In the afternoons, or late at night, when the heat oppresses and the mind wants to wander, or, perchance, if there is the din of rain on roofs, and the world has come to a standstill, nothing beats a few immersive hours spent with a good book.
Have the monsoon rains finally arrived? The days get hotter, and the relief that monsoon rains are supposed to bring seems to be absent. In the afternoons, or late at night, when the heat oppresses and the mind wants to wander, or, perchance, if there is the din of rain on roofs, and the world has come to a standstill, nothing beats a few immersive hours spent with a good book. Here are my recommendations:
A Suitable Boy by Vikram Seth: Yes, the novel is long—very long—but it is still one of the most enjoyable books to read on a rainy afternoon. The canvas is broad, the era is evoked with just the correct tint of nostalgia, and the characters are witty, lusty, and vivid. Seth’s love story set in the early years of the Indian republic is impressively successful in painting a picture of the world where it takes place: the heat and rain and cold fog of the fictional city of Brahmpur, perhaps somewhere closer to Kolkata than to Delhi. At nearly 600,000 words, the reader will be lost in a unique world for weeks of the monsoon.

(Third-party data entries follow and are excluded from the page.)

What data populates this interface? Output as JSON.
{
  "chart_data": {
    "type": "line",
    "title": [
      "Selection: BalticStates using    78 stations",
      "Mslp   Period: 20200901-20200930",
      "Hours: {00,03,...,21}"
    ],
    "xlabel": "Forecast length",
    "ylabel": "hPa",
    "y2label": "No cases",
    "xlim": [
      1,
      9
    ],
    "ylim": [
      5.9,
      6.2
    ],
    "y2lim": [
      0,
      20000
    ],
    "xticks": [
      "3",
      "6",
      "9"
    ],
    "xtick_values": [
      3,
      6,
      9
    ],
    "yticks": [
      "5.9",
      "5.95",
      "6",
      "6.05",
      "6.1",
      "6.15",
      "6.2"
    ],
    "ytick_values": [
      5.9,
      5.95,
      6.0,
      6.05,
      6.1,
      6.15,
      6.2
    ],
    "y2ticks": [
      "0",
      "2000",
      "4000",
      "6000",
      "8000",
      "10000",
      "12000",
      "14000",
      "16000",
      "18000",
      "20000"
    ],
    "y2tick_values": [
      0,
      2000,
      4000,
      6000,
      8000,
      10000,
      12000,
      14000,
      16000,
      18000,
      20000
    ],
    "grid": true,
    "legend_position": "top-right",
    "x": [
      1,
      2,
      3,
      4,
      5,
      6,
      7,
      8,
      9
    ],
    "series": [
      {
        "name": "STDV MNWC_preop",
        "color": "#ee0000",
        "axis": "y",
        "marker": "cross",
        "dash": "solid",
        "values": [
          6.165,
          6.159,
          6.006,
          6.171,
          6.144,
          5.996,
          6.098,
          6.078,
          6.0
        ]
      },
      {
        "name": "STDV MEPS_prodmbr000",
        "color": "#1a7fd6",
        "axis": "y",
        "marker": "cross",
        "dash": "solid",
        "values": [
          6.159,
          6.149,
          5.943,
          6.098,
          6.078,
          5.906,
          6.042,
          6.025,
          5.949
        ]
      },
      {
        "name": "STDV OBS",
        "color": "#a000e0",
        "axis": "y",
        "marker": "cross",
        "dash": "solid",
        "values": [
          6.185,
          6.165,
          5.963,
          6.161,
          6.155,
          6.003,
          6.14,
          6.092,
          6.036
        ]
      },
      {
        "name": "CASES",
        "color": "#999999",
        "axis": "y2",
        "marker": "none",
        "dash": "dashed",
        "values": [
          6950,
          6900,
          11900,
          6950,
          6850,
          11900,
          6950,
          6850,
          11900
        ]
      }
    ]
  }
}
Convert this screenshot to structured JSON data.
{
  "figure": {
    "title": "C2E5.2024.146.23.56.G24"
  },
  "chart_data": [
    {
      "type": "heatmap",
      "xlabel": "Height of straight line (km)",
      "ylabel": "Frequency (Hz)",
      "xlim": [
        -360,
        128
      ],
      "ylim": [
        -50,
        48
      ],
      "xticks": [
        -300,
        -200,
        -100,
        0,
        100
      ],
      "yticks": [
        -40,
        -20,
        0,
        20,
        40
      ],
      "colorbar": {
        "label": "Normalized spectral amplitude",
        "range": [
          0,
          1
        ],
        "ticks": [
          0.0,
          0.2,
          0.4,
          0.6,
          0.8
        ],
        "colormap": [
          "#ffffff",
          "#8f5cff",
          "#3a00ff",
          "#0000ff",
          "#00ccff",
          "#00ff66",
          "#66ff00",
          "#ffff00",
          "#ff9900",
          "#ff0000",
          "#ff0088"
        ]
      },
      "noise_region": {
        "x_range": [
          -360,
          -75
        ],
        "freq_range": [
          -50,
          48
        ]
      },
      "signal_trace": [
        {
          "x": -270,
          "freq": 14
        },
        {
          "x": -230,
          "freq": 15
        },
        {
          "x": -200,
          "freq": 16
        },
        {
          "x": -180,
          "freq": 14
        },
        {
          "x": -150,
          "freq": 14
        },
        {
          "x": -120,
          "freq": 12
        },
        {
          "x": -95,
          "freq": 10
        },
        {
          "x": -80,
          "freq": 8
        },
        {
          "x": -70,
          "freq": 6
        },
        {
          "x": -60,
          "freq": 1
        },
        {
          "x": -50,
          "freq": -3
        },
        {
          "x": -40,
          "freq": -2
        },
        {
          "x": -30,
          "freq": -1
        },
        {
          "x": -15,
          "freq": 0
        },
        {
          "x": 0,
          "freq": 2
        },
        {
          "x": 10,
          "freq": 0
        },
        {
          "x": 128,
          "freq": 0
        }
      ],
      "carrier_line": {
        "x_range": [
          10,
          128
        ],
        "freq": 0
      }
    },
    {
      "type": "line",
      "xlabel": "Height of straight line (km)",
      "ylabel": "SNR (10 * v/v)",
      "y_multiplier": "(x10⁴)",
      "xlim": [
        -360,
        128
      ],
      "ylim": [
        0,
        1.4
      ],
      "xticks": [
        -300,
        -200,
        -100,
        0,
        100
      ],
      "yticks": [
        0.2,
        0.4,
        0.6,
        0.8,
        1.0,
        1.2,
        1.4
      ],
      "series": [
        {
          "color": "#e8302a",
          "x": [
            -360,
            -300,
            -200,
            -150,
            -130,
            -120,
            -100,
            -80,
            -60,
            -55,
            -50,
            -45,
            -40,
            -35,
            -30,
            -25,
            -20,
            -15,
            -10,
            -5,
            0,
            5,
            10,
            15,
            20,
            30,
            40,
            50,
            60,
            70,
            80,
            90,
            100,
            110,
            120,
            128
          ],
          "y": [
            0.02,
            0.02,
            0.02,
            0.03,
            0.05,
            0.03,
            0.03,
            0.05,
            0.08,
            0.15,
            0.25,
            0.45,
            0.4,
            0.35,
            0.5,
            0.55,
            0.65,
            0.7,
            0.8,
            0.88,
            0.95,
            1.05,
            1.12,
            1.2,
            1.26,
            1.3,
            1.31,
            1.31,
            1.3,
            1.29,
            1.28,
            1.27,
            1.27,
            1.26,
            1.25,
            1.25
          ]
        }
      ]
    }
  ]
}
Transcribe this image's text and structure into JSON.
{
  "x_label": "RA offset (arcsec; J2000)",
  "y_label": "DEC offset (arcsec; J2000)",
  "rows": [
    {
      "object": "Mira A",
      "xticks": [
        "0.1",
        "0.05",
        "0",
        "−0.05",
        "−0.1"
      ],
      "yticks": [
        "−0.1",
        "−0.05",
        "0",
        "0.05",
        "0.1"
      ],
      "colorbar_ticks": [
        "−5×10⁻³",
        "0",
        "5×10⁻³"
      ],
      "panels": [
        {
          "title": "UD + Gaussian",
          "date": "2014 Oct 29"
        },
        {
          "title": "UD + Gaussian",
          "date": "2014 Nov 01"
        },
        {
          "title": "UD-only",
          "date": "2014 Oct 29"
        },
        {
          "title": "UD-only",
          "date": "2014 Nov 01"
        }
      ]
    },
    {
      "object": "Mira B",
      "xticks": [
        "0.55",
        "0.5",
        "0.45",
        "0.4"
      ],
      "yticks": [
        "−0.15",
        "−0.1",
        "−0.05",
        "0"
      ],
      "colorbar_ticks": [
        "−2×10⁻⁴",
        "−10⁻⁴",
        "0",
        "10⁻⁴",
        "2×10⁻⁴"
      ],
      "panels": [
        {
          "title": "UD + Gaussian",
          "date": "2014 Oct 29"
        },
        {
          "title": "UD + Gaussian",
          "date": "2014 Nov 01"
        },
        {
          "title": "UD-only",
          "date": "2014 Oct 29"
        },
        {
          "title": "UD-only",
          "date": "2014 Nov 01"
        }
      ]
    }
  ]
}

Life and Death are Wearing Me Out by Mo Yan: A kindly land-owning farmer is killed during the Maoist revolution in China, and begs Yama, the Lord of Death, to allow him to be reborn in his own family, so that he can take care of unfinished business. Thus begins the bizarre story in Life and Death are Wearing Me Out, until many successive births have been undergone, as an ass, a bull, a boar, etc. Mo Yan’s ability to satirize the politics of China, from the years of the Maoist uprising and through the harsh years of the cultural revolution and the famine, all the while telling a story that is pretty damn hilarious, will make the reader seek out even more books by this Nobel laureate.
Tales of Dunk and Egg by George R. R. Martin: Since all men must die, and since the long summer must end before winter comes, what better set of novellas than the Tales of Dunk and Egg to keep the GoT fan dreaming of the Seven Kingdoms through the monsoon months when there will be no new episodes of the show? This collection of three novellas charts the adventures of Ser Duncan the Tall (so poor, he has no provenance, and therefore must pledge his sword to any lord who will have him) and his trusty young squire Egg. The events in these novellas take place a hundred years before Ned Stark gets his head cut off; the squire Egg grows up to become King Aegon, fifth of his name, of the house of Targaryen. Like all GRRM stories, the novellas are a quick read, suitable for the hour or hour-and-half of torrential rain.
Return of a King by William Dalrymple: Afghanistan has always been overrun by ambitious empires around it, and no imperial power has ever managed to take and keep the country. What Kipling named ‘the great game’ of espionage and sabotage between the great imperial forces of the day, Great Britain and Russia, began in earnest in Afghanistan in the early decades of the 19th century. Dalrymple’s very well-researched and extremely readable book charts the disastrous war waged against Afghan tribes by the East India Company, and traces the relevance of the blunders made then to the war that is still going on. There are bits that show how wonderfully cosmopolitan the times were then, and there are bits that show how barbaric and wasteful the wars were for both sides. People who prefer their stories to be based on reality will fully enjoy this book!
All of Us in Our Own Lives by Manjushree Thapa: I haven’t yet had the time to sit down and finish this book from cover to cover, but, in all likelihood, I will have finished it by the time this list goes to print. Recommended because the book is a tapestry of Nepali lives, intersecting and interacting, and because it is Manjushree Thapa’s latest.
The King’s Harvest by Chetan Raj Shrestha: In a novella that is about 60 pages long, Chetan Raj Shrestha manages to write a most tender, heartfelt story of a wise idiot, a near-bodhisattwa named Tontem, who, along with his family, struggles with the elements to farm the land to raise grains for the king of Sikkim. It is a fable about man’s place among fellow men, as much as it is about man’s place in the natural world. For the lush green and the thick rain and the harvest of all conceivable herbs and grains, do read this novella on a monsoon morning.